Panayiota Andreou

Personal information
- Nationality: Cypriot
- Born: 10 November 1995 (age 30) Paralimni, Cyprus
- Height: 1.68 m (5 ft 6 in)
- Weight: 55 kg (121 lb)

Sport
- Country: Cyprus
- Sport: Shooting
- Event: Skeet
- Club: Famagusta Club

Achievements and titles
- World finals: 2011 ISSF Shotgun World Cup — Silver

Medal record
Women's shooting
Representing Cyprus
World Championships
| Bronze medal – third place | 2018 Changwon | Skeet team |
European Championships
| Bronze medal – third place | 2024 Lonato | Skeet team |
Commonwealth Games
| Bronze medal – third place | 2018 Gold Coast | Skeet |

= Panayiota Andreou =

Cypriot sport shooter (born 1995)

Panayiota Andreou (Παναγιώτα Ανδρέου, also transliterated Panagiota, born 10 November 1995) is a Cypriot skeet shooter who represented her country at the 2012 Summer Olympics in London, United Kingdom. She is ranked 22nd in the world and shoots for a club in Famagusta.

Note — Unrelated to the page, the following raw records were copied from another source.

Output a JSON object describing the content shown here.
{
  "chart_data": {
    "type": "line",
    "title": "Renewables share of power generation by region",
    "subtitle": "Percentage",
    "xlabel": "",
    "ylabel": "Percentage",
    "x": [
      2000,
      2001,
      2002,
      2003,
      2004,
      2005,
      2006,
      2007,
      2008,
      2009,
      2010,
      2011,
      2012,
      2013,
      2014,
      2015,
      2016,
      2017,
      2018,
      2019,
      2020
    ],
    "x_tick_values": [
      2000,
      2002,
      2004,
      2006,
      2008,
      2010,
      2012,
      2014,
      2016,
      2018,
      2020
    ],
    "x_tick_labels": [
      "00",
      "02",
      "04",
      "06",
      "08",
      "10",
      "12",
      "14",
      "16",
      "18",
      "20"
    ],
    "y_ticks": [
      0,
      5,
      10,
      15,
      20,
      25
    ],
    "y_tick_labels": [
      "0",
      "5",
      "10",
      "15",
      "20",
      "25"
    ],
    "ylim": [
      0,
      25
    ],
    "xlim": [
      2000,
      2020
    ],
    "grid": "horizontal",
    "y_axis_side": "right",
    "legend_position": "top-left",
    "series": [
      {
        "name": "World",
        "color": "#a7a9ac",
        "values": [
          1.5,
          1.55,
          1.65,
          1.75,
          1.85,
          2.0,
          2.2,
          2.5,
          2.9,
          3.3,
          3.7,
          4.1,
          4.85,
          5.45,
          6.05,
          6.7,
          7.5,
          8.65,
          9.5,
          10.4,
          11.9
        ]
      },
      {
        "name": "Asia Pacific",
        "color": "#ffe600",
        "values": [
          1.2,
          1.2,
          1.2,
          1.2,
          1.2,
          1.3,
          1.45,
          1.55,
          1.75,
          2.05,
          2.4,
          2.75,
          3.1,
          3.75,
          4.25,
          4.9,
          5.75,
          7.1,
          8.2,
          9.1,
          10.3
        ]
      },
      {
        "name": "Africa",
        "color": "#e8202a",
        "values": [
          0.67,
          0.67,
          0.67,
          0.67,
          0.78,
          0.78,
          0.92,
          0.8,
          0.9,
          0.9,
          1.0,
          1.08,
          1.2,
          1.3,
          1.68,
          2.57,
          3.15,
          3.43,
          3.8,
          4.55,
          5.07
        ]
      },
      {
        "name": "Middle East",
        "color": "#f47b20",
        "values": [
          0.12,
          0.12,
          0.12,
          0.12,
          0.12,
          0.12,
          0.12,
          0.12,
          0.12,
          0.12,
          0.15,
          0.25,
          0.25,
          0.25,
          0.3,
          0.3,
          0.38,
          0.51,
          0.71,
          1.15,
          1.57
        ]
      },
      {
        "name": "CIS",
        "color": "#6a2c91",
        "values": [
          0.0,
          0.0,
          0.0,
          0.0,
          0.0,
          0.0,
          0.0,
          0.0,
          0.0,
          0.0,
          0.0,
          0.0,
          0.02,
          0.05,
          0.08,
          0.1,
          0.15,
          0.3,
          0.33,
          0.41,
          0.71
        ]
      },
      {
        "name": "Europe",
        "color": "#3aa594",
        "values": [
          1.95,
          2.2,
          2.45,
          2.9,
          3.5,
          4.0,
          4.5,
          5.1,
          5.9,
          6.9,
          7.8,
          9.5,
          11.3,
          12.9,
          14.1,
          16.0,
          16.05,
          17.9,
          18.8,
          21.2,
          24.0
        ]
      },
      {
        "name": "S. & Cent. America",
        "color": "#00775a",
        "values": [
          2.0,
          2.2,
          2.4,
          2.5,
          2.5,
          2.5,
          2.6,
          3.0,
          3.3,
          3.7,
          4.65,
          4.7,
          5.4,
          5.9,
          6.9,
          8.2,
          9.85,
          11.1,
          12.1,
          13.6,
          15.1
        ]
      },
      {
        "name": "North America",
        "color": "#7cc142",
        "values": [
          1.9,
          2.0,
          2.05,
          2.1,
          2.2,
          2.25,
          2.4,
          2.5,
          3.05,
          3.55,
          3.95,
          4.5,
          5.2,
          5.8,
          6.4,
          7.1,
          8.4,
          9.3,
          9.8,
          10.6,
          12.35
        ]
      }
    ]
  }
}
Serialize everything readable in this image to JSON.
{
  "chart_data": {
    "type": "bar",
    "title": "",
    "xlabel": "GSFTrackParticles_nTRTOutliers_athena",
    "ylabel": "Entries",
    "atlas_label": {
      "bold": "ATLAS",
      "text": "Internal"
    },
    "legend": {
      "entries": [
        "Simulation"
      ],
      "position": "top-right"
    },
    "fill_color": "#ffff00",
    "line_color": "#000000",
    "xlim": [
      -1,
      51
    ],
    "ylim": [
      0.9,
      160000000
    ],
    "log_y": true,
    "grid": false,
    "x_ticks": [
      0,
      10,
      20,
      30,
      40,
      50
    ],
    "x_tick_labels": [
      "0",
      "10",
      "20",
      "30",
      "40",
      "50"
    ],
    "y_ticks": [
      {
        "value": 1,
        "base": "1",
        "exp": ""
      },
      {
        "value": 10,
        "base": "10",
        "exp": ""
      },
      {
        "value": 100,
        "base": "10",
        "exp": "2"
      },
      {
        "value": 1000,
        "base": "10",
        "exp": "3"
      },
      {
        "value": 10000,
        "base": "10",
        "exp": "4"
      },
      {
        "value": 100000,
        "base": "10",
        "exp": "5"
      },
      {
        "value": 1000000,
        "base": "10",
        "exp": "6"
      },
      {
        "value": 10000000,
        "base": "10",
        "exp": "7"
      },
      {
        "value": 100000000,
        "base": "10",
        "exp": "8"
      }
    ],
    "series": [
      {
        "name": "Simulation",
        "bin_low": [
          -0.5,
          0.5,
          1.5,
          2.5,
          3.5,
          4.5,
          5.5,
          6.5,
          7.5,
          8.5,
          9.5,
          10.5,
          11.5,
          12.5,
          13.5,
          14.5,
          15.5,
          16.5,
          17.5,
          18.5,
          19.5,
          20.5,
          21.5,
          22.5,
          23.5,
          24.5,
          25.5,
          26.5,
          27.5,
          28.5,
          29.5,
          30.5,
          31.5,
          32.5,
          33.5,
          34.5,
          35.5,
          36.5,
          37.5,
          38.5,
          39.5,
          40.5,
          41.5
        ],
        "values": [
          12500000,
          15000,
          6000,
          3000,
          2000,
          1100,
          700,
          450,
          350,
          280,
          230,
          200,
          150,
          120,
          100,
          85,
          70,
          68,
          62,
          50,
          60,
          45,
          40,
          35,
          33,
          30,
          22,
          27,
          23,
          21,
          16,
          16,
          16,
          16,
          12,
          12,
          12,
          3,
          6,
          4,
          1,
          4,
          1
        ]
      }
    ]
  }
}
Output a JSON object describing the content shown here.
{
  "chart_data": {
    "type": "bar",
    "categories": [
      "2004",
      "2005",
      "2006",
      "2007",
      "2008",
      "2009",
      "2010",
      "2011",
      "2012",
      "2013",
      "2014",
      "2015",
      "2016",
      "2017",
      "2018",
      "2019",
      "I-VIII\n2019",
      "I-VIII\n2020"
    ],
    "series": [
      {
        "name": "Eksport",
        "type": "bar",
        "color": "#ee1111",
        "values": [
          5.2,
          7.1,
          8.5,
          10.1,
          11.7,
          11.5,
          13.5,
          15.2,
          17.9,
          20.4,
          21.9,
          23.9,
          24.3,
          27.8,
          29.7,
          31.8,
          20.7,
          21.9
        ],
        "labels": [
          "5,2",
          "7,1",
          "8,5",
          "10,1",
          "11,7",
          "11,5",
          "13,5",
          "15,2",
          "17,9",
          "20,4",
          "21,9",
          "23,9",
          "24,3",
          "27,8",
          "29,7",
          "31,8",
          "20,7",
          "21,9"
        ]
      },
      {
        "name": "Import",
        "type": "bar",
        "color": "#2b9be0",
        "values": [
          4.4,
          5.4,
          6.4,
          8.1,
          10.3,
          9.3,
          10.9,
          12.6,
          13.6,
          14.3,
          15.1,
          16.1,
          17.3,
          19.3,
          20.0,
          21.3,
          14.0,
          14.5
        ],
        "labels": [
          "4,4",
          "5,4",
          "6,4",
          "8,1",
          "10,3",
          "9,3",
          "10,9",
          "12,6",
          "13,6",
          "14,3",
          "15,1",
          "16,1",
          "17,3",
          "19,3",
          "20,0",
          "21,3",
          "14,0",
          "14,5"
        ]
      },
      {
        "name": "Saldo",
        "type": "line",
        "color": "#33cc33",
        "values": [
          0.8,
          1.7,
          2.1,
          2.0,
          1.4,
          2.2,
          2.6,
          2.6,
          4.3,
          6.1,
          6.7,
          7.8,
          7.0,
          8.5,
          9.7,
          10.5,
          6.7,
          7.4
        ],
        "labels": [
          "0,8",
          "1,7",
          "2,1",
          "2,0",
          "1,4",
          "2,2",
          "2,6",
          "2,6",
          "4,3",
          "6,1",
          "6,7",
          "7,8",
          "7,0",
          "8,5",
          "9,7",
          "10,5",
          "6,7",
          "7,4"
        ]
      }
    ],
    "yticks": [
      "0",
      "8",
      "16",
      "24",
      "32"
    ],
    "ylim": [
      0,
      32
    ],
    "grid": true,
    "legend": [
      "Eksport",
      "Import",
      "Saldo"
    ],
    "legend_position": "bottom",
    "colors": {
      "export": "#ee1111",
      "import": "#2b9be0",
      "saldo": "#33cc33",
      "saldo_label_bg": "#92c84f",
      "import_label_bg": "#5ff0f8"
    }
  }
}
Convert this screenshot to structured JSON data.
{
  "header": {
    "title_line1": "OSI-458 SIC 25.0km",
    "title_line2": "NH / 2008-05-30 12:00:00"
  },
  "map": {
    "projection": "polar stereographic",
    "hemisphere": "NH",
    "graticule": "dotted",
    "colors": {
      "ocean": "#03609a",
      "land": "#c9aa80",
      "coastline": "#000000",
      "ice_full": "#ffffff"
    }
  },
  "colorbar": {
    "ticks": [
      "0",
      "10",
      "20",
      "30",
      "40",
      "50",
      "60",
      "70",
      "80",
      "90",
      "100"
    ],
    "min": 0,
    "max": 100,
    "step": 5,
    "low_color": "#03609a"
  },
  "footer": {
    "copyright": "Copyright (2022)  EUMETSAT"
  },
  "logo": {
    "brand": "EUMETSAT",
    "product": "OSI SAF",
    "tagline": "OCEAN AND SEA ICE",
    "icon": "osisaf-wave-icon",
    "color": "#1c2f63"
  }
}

After qualifying for the games due to a second-place position at the ISSF 2011 Shotgun World Cup in Maribor, she finished 16th in the women's skeet qualifying round with a score of 57 points, failing to qualify for the semi-final.

She participated at the 2018 ISSF World Shooting Championships, winning a medal.

She is the daughter of Antonis Andreou.